Before offering an explanation about why a structured workflow is so important, I would like to present a little history. About twelve years ago, it looked like e-books were going to take off. The Rocket e-book reader looked like it would be the next big thing. NetLibrary, among others, was banging on our door. We hired a marketing executive whose sole focus was to negotiate the “electronicizing” of our content, and she spent the next eighteen months painstakingly negotiating contracts with library aggregators and vendors like Microsoft and Amazon. Anyway, e-books went nowhere, and we shut down our e-book initiative.

Then in 2007, the Kindle and the Sony e-readers got the buzz going all over again. The same year, ePub became the official international standard for e-books. XML seemed to be the gateway to produce not only quality ePub files but also online scholarship through library aggregators and e-textbook distributors like Oxford Scholarship Online and—more recently— JStor. XML also seemed to be the gateway to the chunking of academic books that would surely be the foundation for the next generation of course packs—all good reasons to move to XML workflow.

So we began a process to create an XML workflow that would be the least disruptive to our print production. First, there were a few systems we needed to look at more closely. I invited different systems’ representatives to the Press to address a working group I put together that included copyeditors, production editors, and designers. Our group interrogated each representative on the different data structures we regularly encountered as we published a wide range of books—including social science, applied mathematics, upper-level textbooks in mathematics and the physical sciences, humanities monographs, and natural history field guides. Representatives needed to field questions such as, “How do you code poetry embedded in a footnote?”

We determined that the optimal workflow for us would begin with the receipt of the manuscript from the author. The production editor would tag every element of the manuscript in MS Word before passing it on to the copyeditor. The designer would define corresponding tags in InDesign before passing it on to the compositor. Once we chose the vendor whose tagging system seemed most capable of handling our diverse materials, we invited the typesetters to whom we outsourced much of our composition, and the freelance copyeditors who worked on most of our manuscripts, to participate in two days of training, either in person or via webinar. Our staff’s training involved two additional sessions. The outside typesetters and copyeditors were very accepting of the process; they positively embraced it.

Our digital asset manager accepted our files and gave us a significant discount for providing XML. E-book sales increased exponentially and are now 10 percent of our sales and rising. The process does not work with every e-book and is certainly not a panacea for solving technical problems.
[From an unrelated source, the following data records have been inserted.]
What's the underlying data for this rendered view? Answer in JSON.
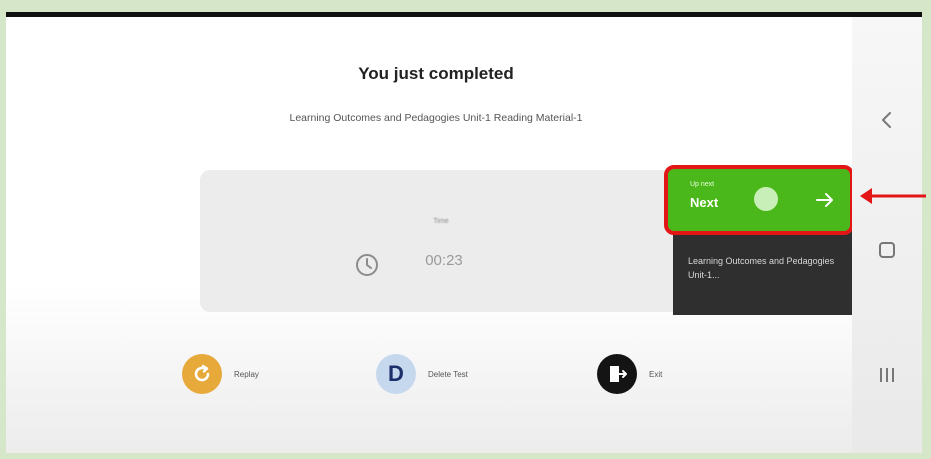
{
  "completion": {
    "title": "You just completed",
    "item_name": "Learning Outcomes and Pedagogies Unit-1 Reading Material-1"
  },
  "timer": {
    "label": "Time",
    "value": "00:23",
    "icon": "clock-icon"
  },
  "next": {
    "small_label": "Up next",
    "label": "Next",
    "icon": "arrow-right-icon",
    "description": "Learning Outcomes and Pedagogies Unit-1..."
  },
  "actions": [
    {
      "label": "Replay",
      "icon": "replay-icon"
    },
    {
      "label": "Delete Test",
      "badge": "D"
    },
    {
      "label": "Exit",
      "icon": "exit-icon"
    }
  ],
  "system_nav": {
    "back_icon": "chevron-left-icon",
    "home_icon": "square-icon",
    "recents_icon": "recents-icon"
  },
  "colors": {
    "next_button": "#4ab81b",
    "highlight_border": "#e21616",
    "replay": "#e6a93a",
    "popup_bg": "#2f2f2f"
  }
}
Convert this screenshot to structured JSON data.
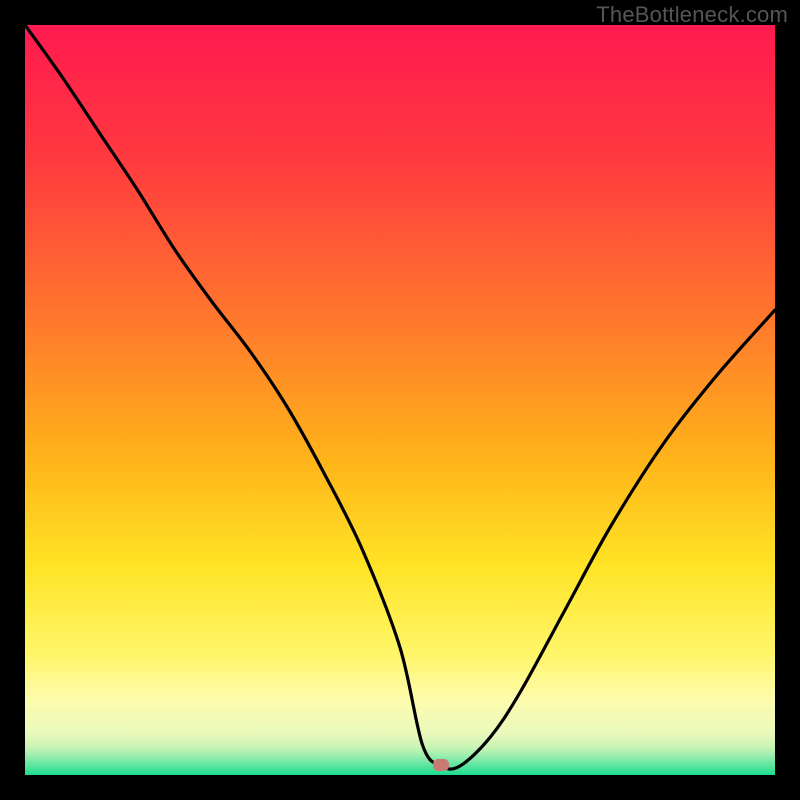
{
  "watermark": "TheBottleneck.com",
  "marker": {
    "x_frac": 0.555,
    "y_frac": 0.986
  },
  "gradient": {
    "stops": [
      {
        "offset": 0.0,
        "color": "#ff1a4f"
      },
      {
        "offset": 0.18,
        "color": "#ff3a3f"
      },
      {
        "offset": 0.4,
        "color": "#ff7a2c"
      },
      {
        "offset": 0.58,
        "color": "#ffb41a"
      },
      {
        "offset": 0.72,
        "color": "#ffe325"
      },
      {
        "offset": 0.84,
        "color": "#fff66a"
      },
      {
        "offset": 0.9,
        "color": "#fdfcae"
      },
      {
        "offset": 0.945,
        "color": "#e9f9bb"
      },
      {
        "offset": 0.965,
        "color": "#c3f3b4"
      },
      {
        "offset": 0.982,
        "color": "#77e9a6"
      },
      {
        "offset": 1.0,
        "color": "#1bdc8f"
      }
    ]
  },
  "chart_data": {
    "type": "line",
    "title": "",
    "xlabel": "",
    "ylabel": "",
    "xlim": [
      0,
      100
    ],
    "ylim": [
      0,
      100
    ],
    "series": [
      {
        "name": "curve",
        "x": [
          0,
          5,
          10,
          15,
          20,
          25,
          30,
          35,
          40,
          45,
          50,
          53,
          55.5,
          58,
          62,
          66,
          72,
          78,
          85,
          92,
          100
        ],
        "y": [
          100,
          93,
          85.5,
          78,
          70,
          63,
          56.5,
          49,
          40,
          30,
          17,
          4,
          1.2,
          1.2,
          5,
          11,
          22,
          33,
          44,
          53,
          62
        ]
      }
    ],
    "marker_point": {
      "x": 55.5,
      "y": 1.2
    }
  }
}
Our digital asset manager, who gave us a substantial discount for providing XML, never told us directly that they were not actually using the XML. Why? Because we, as an industry, were not all using the same DTD. Thus all their conversions (all outsourced) had to have a PDF-to-ePub workflow. Also, for scholarly books, having real page numbers accessible in the e-reader was and is an essential data point for researchers. Since our XML is incomplete in the sense that it does not tag the page breaks, the PDF, which does, provides an essential piece of information that the XML cannot currently retain. Of course, we thought XML would solve many problems like this, but it does not.

So why bother to use an XML workflow? It achieved some other very desirable outcomes unrelated to our reasons for initially implementing it. XML workflow got everyone on the same page. Now, there is consistency in formatting from start to finish where, previously, there was every kind of ad hoc coding throughout the process. Most importantly, we arrived at a standard process within InDesign. Now everyone wants to work with the consistent IDTT files—the designers, who no longer have to write specs because a properly prepared IDTT file is better than a dozen pages of type specs, and the typesetters, who were previously receiving those type specifications written a dozen different ways. This process has also stimulated a heightened consciousness in the designers to anticipate and account for all possible combinations of elements. This, in turn, results in fewer problems at the proof stage.

The production editors have only positive things to say about their own heightened awareness of the structure of text that results from their tagging the manuscripts in preparation for editing. It is also easier to extract Word files with styles intact from consistently prepared InDesign files when the need arises to return files to the authors for revised editions. Someday all these structured documents will be in our archive, ready for the next new content delivery device. It is an investment in an uncertain future that is also reaping unanticipated benefits in the present.